Expérimental, Amok l’est parfaitement. On reconnait bien les fouilles et chemins personnels de Yorke, dans un style hybride difficile à classer et complètement indépendant de son époque. Même si cette fois, son délire apparait plus accessible que sur « The King Of Limbs », dernier album en date de son groupe super. En tendant l’oreille par delà les vagues de sons, on distingue en effet des fondations pop relativement conventionnelles, un mince filet de terre auquel accrocher nos cerveaux à la dérive.

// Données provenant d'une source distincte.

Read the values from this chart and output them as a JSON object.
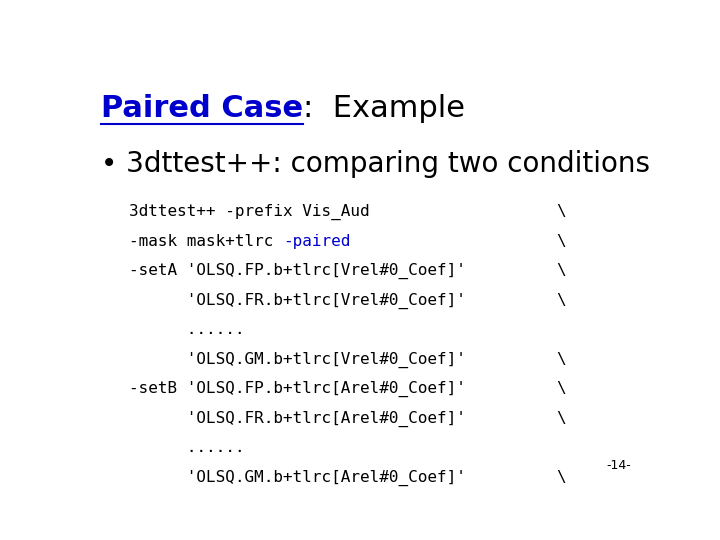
{
  "title_part1": "Paired Case",
  "title_part2": ":  Example",
  "bullet_text": "3dttest++: comparing two conditions",
  "title_color": "#0000cc",
  "title_fontsize": 22,
  "bullet_fontsize": 20,
  "code_fontsize": 11.5,
  "bg_color": "#ffffff",
  "code_lines": [
    {
      "text": "3dttest++ -prefix Vis_Aud",
      "backslash": true,
      "segments": [
        {
          "text": "3dttest++ -prefix Vis_Aud",
          "color": "#000000"
        }
      ]
    },
    {
      "text": "-mask mask+tlrc -paired",
      "backslash": true,
      "segments": [
        {
          "text": "-mask mask+tlrc ",
          "color": "#000000"
        },
        {
          "text": "-paired",
          "color": "#0000cc"
        }
      ]
    },
    {
      "text": "-setA 'OLSQ.FP.b+tlrc[Vrel#0_Coef]'",
      "backslash": true,
      "segments": [
        {
          "text": "-setA 'OLSQ.FP.b+tlrc[Vrel#0_Coef]'",
          "color": "#000000"
        }
      ]
    },
    {
      "text": "      'OLSQ.FR.b+tlrc[Vrel#0_Coef]'",
      "backslash": true,
      "segments": [
        {
          "text": "      'OLSQ.FR.b+tlrc[Vrel#0_Coef]'",
          "color": "#000000"
        }
      ]
    },
    {
      "text": "      ......",
      "backslash": false,
      "segments": [
        {
          "text": "      ......",
          "color": "#000000"
        }
      ]
    },
    {
      "text": "      'OLSQ.GM.b+tlrc[Vrel#0_Coef]'",
      "backslash": true,
      "segments": [
        {
          "text": "      'OLSQ.GM.b+tlrc[Vrel#0_Coef]'",
          "color": "#000000"
        }
      ]
    },
    {
      "text": "-setB 'OLSQ.FP.b+tlrc[Arel#0_Coef]'",
      "backslash": true,
      "segments": [
        {
          "text": "-setB 'OLSQ.FP.b+tlrc[Arel#0_Coef]'",
          "color": "#000000"
        }
      ]
    },
    {
      "text": "      'OLSQ.FR.b+tlrc[Arel#0_Coef]'",
      "backslash": true,
      "segments": [
        {
          "text": "      'OLSQ.FR.b+tlrc[Arel#0_Coef]'",
          "color": "#000000"
        }
      ]
    },
    {
      "text": "      ......",
      "backslash": false,
      "segments": [
        {
          "text": "      ......",
          "color": "#000000"
        }
      ]
    },
    {
      "text": "      'OLSQ.GM.b+tlrc[Arel#0_Coef]'",
      "backslash": true,
      "segments": [
        {
          "text": "      'OLSQ.GM.b+tlrc[Arel#0_Coef]'",
          "color": "#000000"
        }
      ]
    }
  ],
  "page_number": "-14-"
}
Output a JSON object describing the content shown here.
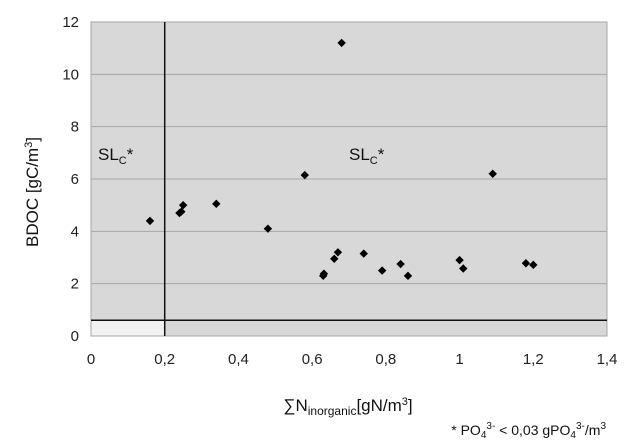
{
  "chart_data": {
    "type": "scatter",
    "xlabel_symbol": "∑N",
    "xlabel_sub": "inorganic",
    "xlabel_unit": "[gN/m",
    "xlabel_sup": "3",
    "xlabel_close": "]",
    "ylabel_main": "BDOC [gC/m",
    "ylabel_sup": "3",
    "ylabel_close": "]",
    "xlim": [
      0,
      1.4
    ],
    "ylim": [
      0,
      12
    ],
    "xticks": [
      "0",
      "0,2",
      "0,4",
      "0,6",
      "0,8",
      "1",
      "1,2",
      "1,4"
    ],
    "yticks": [
      "0",
      "2",
      "4",
      "6",
      "8",
      "10",
      "12"
    ],
    "grid": true,
    "threshold_x": 0.2,
    "threshold_y": 0.6,
    "regions": [
      {
        "label": "SL",
        "sub": "C",
        "suffix": "*"
      },
      {
        "label": "SL",
        "sub": "C",
        "suffix": "*"
      }
    ],
    "footnote": {
      "prefix": "* PO",
      "sub1": "4",
      "sup1": "3-",
      "mid": " < 0,03 gPO",
      "sub2": "4",
      "sup2": "3-",
      "end": "/m",
      "sup3": "3"
    },
    "points": [
      {
        "x": 0.16,
        "y": 4.4
      },
      {
        "x": 0.24,
        "y": 4.7
      },
      {
        "x": 0.245,
        "y": 4.75
      },
      {
        "x": 0.25,
        "y": 5.0
      },
      {
        "x": 0.34,
        "y": 5.05
      },
      {
        "x": 0.48,
        "y": 4.1
      },
      {
        "x": 0.58,
        "y": 6.15
      },
      {
        "x": 0.63,
        "y": 2.3
      },
      {
        "x": 0.632,
        "y": 2.38
      },
      {
        "x": 0.66,
        "y": 2.95
      },
      {
        "x": 0.67,
        "y": 3.2
      },
      {
        "x": 0.68,
        "y": 11.2
      },
      {
        "x": 0.74,
        "y": 3.15
      },
      {
        "x": 0.79,
        "y": 2.5
      },
      {
        "x": 0.84,
        "y": 2.75
      },
      {
        "x": 0.86,
        "y": 2.3
      },
      {
        "x": 1.0,
        "y": 2.9
      },
      {
        "x": 1.01,
        "y": 2.58
      },
      {
        "x": 1.09,
        "y": 6.2
      },
      {
        "x": 1.18,
        "y": 2.78
      },
      {
        "x": 1.2,
        "y": 2.72
      }
    ]
  }
}
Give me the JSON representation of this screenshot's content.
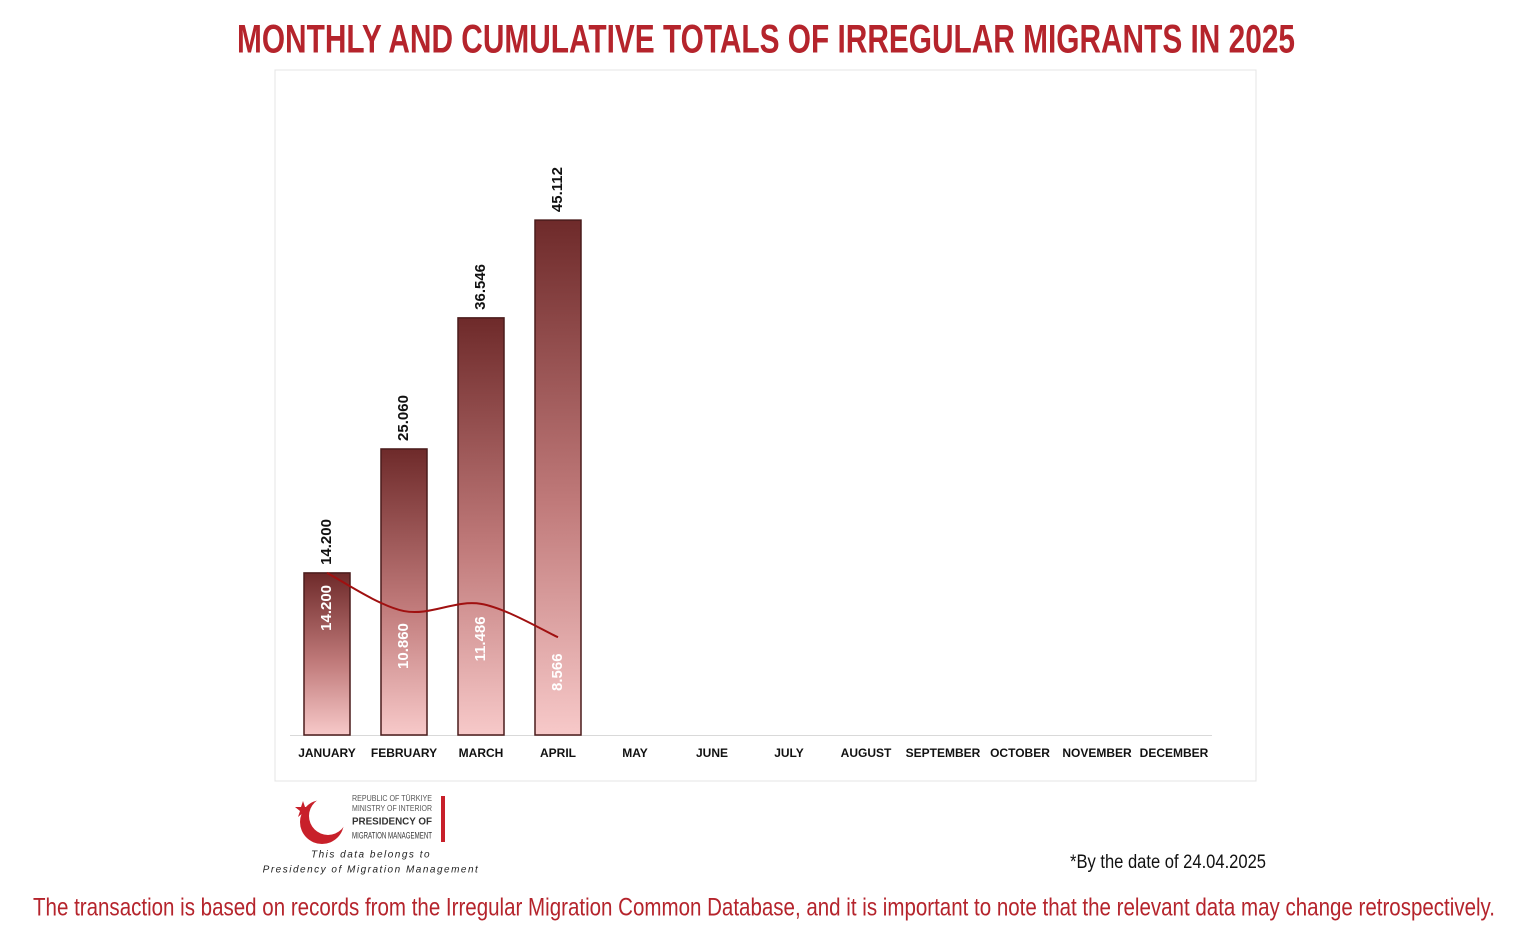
{
  "chart_data": {
    "type": "bar",
    "title": "MONTHLY AND CUMULATIVE TOTALS OF IRREGULAR MIGRANTS IN 2025",
    "categories": [
      "JANUARY",
      "FEBRUARY",
      "MARCH",
      "APRIL",
      "MAY",
      "JUNE",
      "JULY",
      "AUGUST",
      "SEPTEMBER",
      "OCTOBER",
      "NOVEMBER",
      "DECEMBER"
    ],
    "series": [
      {
        "type": "bar",
        "color": "#6e2a2a",
        "values": [
          14200,
          25060,
          36546,
          45112,
          null,
          null,
          null,
          null,
          null,
          null,
          null,
          null
        ],
        "value_labels": [
          "14.200",
          "25.060",
          "36.546",
          "45.112",
          null,
          null,
          null,
          null,
          null,
          null,
          null,
          null
        ]
      },
      {
        "type": "line",
        "color": "#a01010",
        "values": [
          14200,
          10860,
          11486,
          8566,
          null,
          null,
          null,
          null,
          null,
          null,
          null,
          null
        ],
        "value_labels": [
          "14.200",
          "10.860",
          "11.486",
          "8.566",
          null,
          null,
          null,
          null,
          null,
          null,
          null,
          null
        ]
      }
    ],
    "ylim": [
      0,
      58000
    ]
  },
  "logo": {
    "line1": "REPUBLIC OF TÜRKIYE",
    "line2": "MINISTRY OF INTERIOR",
    "line3": "PRESIDENCY OF",
    "line4": "MIGRATION MANAGEMENT",
    "credit1": "This data belongs to",
    "credit2": "Presidency of Migration Management"
  },
  "note": "*By the date of 24.04.2025",
  "footer": "The transaction is based on records from the Irregular Migration Common Database, and it is important to note that the relevant data may change retrospectively."
}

Quelques samples épars se font également entendre, notamment sur le titre « Reverse Running , une ligne de basse proche des « Guns of Brixton » des Clash.

 

Style hybride donc, où l’électronique est omniprésente, mais où se fondent pêle-mêle jazz, rock psyché, et d’autres encore car je n’ai pas tout listé, dans des boucles froides et entêtantes. Par-dessous, on gigote grâce à des percussions mécaniques et mesurées, qui épousent nos tympans, secouent autant qu’elles troublent. Et pour lier le tout, l’ensorcelante et incantante voix haut perchée de Thom Yorke. Amok est un album tendu, déstabilisant, à ne pas mélanger avec d’autres médicaments (lisez bien la notice ou parlez-en à votre disquaire). Certes, le quotient « choc auditif » est peu élevé, car qui connait l’animal sacré ne sera pas forcément surpris (et il faut le connaître pour avoir envie de l’écouter). Mais à nouveau, son cheminement artistique se dirige aux antipodes de la répétition, et lorsqu’on pense qu’il se pose, il se relève pour nous en redonner une longueur. Qu’on l’adule ou qu’on le déteste, Yorke l’artiste parvient encore une fois à affecter son troupeau, pour son plaisir le plus ébahi.

 


Atom For Peace

Amok

Note :  ♪♪♪♪



Ecoutez l'album en entier

21/01/2013

Kings of Convenience - Quiet is the new loud (2001)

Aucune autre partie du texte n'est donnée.